I have always been puzzled by the fact that the Ross Township plat maps — from the earliest we have onward through the mid-20th century — all show a public road where today there is none.
Here is that road on the 1874 Plat Map. It runs north and south along the section line between Sections 12 and 7, except where it bows out westward to avoid Sprout Ditch, and it connects present-day 61st and 70th Avenues.
(Click on image to enlarge)
I had to draw in 70th Avenue myself, since it doesn't show up on this map, except for that brief east-west line connecting DeKalb and the phantom road.
Naturally I wondered whether the 1874 cartographer made a mistake. That would not be the only possible error I've encountered on a plat map. Perhaps subsequent mapmakers didn't bother to verify and just copied the original error.
However, I recently came across an announcement in the microfilm newspapers that throws a wrench into the works of the "mistake" theory.
(Click on image to enlarge)
Hobart Gazette, March 16, 1933.
The announcement mentions the surnames of three property owners whose land is adjacent to the road: Frank, Paine, and Sievert. Those match up with the property owners shown in the 1939 Plat Book.
(Click on image to enlarge)
I had to patch two pages together.
The announcement names Henry Sievert, while the plat map shows Carl Sievert owning the land, but I think the plat map just hadn't caught up with the reality that Carl had died in 1929 and his son, Henry, now owned the land.
The announcement seems a little garbled — its heading and opening line specify "vacation" of a highway — that is, abandonment — but it goes on to speak of a "proposed highway" that "will pass through" the described land, as if the road were to be built, not abandoned. And then it says the highway is, or will be, 66 feet in width! That's quite an impressive highway. I'm inclined to think that there was a little carelessness in the drafting or the typesetting of the announcement, rather than that a 66-foot-wide local road was proposed to be built during the Great Depression.
I have searched in vain in the Hobart papers for any information about the outcome of the April 4 hearing mentioned in the announcement. Was the highway officially vacated?
As we see above, the 1939 Plat Book still seems to take notice of a public road there. On the 1939 aerial view, we can still trace the line of the road …

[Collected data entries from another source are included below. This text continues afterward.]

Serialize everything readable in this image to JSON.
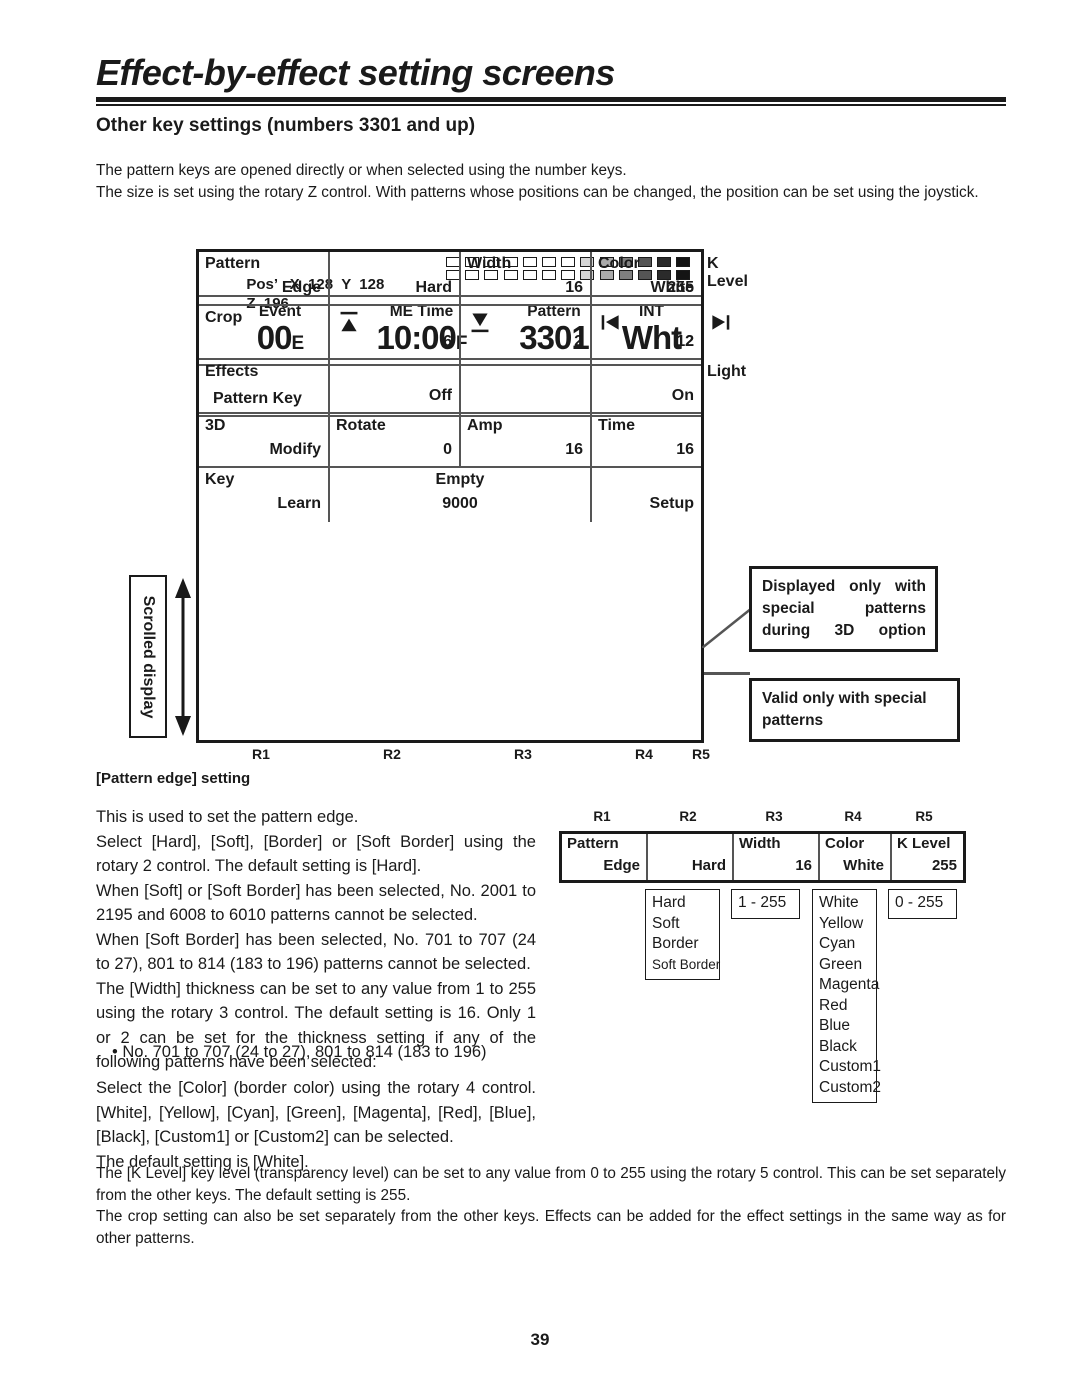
{
  "header": {
    "chapter_title": "Effect-by-effect setting screens",
    "section_title": "Other key settings (numbers 3301 and up)",
    "intro_line1": "The pattern keys are opened directly or when selected using the number keys.",
    "intro_line2": "The size is set using the rotary Z control.  With patterns whose positions can be changed, the position can be set using the joystick."
  },
  "panel": {
    "pos": {
      "label": "Pos’",
      "x_label": "X",
      "x_value": "128",
      "y_label": "Y",
      "y_value": "128",
      "z_label": "Z",
      "z_value": "196",
      "bar_steps": 13
    },
    "status": {
      "event_caption": "Event",
      "event_value": "00",
      "event_suffix": "E",
      "metime_caption": "ME Time",
      "metime_value": "10:00",
      "metime_suffix": "F",
      "pattern_caption": "Pattern",
      "pattern_value": "3301",
      "pattern_suffix": "",
      "int_caption": "INT",
      "int_value": "Wht",
      "int_suffix": ""
    },
    "pattern_key_label": "Pattern Key",
    "rows": [
      {
        "name": "pattern",
        "cells": [
          {
            "top": "Pattern",
            "bottom": "Edge"
          },
          {
            "top": "",
            "bottom": "Hard"
          },
          {
            "top": "Width",
            "bottom": "16"
          },
          {
            "top": "Color",
            "bottom": "White"
          },
          {
            "top": "K Level",
            "bottom": "255"
          }
        ]
      },
      {
        "name": "crop",
        "cells": [
          {
            "top": "Crop",
            "bottom": ""
          },
          {
            "icon": "crop-top-icon",
            "bottom": "6"
          },
          {
            "icon": "crop-bottom-icon",
            "bottom": "2"
          },
          {
            "icon": "crop-left-icon",
            "bottom": "12"
          },
          {
            "icon": "crop-right-icon",
            "bottom": "12"
          }
        ]
      },
      {
        "name": "effects",
        "cells": [
          {
            "top": "Effects",
            "bottom": ""
          },
          {
            "top": "",
            "bottom": "Off"
          },
          {
            "top": "",
            "bottom": ""
          },
          {
            "top": "",
            "bottom": ""
          },
          {
            "top": "Light",
            "bottom": "On"
          }
        ]
      },
      {
        "name": "3d",
        "cells": [
          {
            "top": "3D",
            "bottom": "Modify"
          },
          {
            "top": "Rotate",
            "bottom": "0"
          },
          {
            "top": "Amp",
            "bottom": "16"
          },
          {
            "top": "Time",
            "bottom": "16"
          },
          {
            "top": "",
            "bottom": ""
          }
        ]
      },
      {
        "name": "key",
        "cells": [
          {
            "top": "Key",
            "bottom": "Learn"
          },
          {
            "top": "Empty",
            "bottom": "9000"
          },
          {
            "top": "",
            "bottom": "Setup"
          },
          {
            "top": "",
            "bottom": ""
          }
        ]
      }
    ],
    "r_labels": [
      "R1",
      "R2",
      "R3",
      "R4",
      "R5"
    ]
  },
  "scrolled_display_label": "Scrolled display",
  "callouts": [
    {
      "lines": [
        "Displayed only with",
        "special        patterns",
        "during 3D option"
      ]
    },
    {
      "lines": [
        "Valid only with special",
        "patterns"
      ]
    }
  ],
  "body": {
    "subhead": "[Pattern edge] setting",
    "para1": [
      "This is used to set the pattern edge.",
      "Select [Hard], [Soft], [Border] or [Soft Border] using the rotary 2 control.  The default setting is [Hard].",
      "When [Soft] or [Soft Border] has been selected, No. 2001 to 2195 and 6008 to 6010 patterns cannot be selected.",
      "When [Soft Border] has been selected, No. 701 to 707 (24 to 27), 801 to 814 (183 to 196) patterns cannot be selected.",
      "The [Width] thickness can be set to any value from 1 to 255 using the rotary 3 control.  The default setting is 16.  Only 1 or 2 can be set for the thickness setting if any of the following patterns have been selected:"
    ],
    "bullet": "• No. 701 to 707 (24 to 27), 801 to 814 (183 to 196)",
    "para2": [
      "Select the [Color] (border color) using the rotary 4 control.  [White], [Yellow], [Cyan], [Green], [Magenta], [Red], [Blue], [Black], [Custom1] or [Custom2] can be selected.",
      "The default setting is [White]."
    ],
    "para3": [
      "The [K Level] key level (transparency level) can be set to any value from 0 to 255 using the rotary 5 control.  This can be set separately from the other keys.  The default setting is 255.",
      "The crop setting can also be set separately from the other keys.  Effects can be added for the effect settings in the same way as for other patterns."
    ]
  },
  "mini_diagram": {
    "r_labels": [
      "R1",
      "R2",
      "R3",
      "R4",
      "R5"
    ],
    "cells": [
      {
        "top": "Pattern",
        "bottom": "Edge"
      },
      {
        "top": "",
        "bottom": "Hard"
      },
      {
        "top": "Width",
        "bottom": "16"
      },
      {
        "top": "Color",
        "bottom": "White"
      },
      {
        "top": "K Level",
        "bottom": "255"
      }
    ],
    "edge_options": [
      "Hard",
      "Soft",
      "Border",
      "Soft Border"
    ],
    "width_range": "1 - 255",
    "color_options": [
      "White",
      "Yellow",
      "Cyan",
      "Green",
      "Magenta",
      "Red",
      "Blue",
      "Black",
      "Custom1",
      "Custom2"
    ],
    "klevel_range": "0 - 255"
  },
  "page_number": "39"
}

(Click on image to enlarge)
Image via Indiana University's Indiana Historical Aerial Photo Index.
… though it doesn't appear to connect directly with 70th Ave. (and it certainly is not 66 feet in width).
The road is drawn on the 1950 plat map , but not on the 1972 plat map.
Today, if you really zoom in on the Google satellite view, you can see that a wagon-wheel sort of path, probably used by farm machinery, still follows the line of the abandoned road.
That road would come in handy when both the DeKalb Street and the 70th Avenue crossings of the Canadian National Railroad are blocked by freight trains. As this area gets ever more developed, perhaps someday the road will be un-vacated.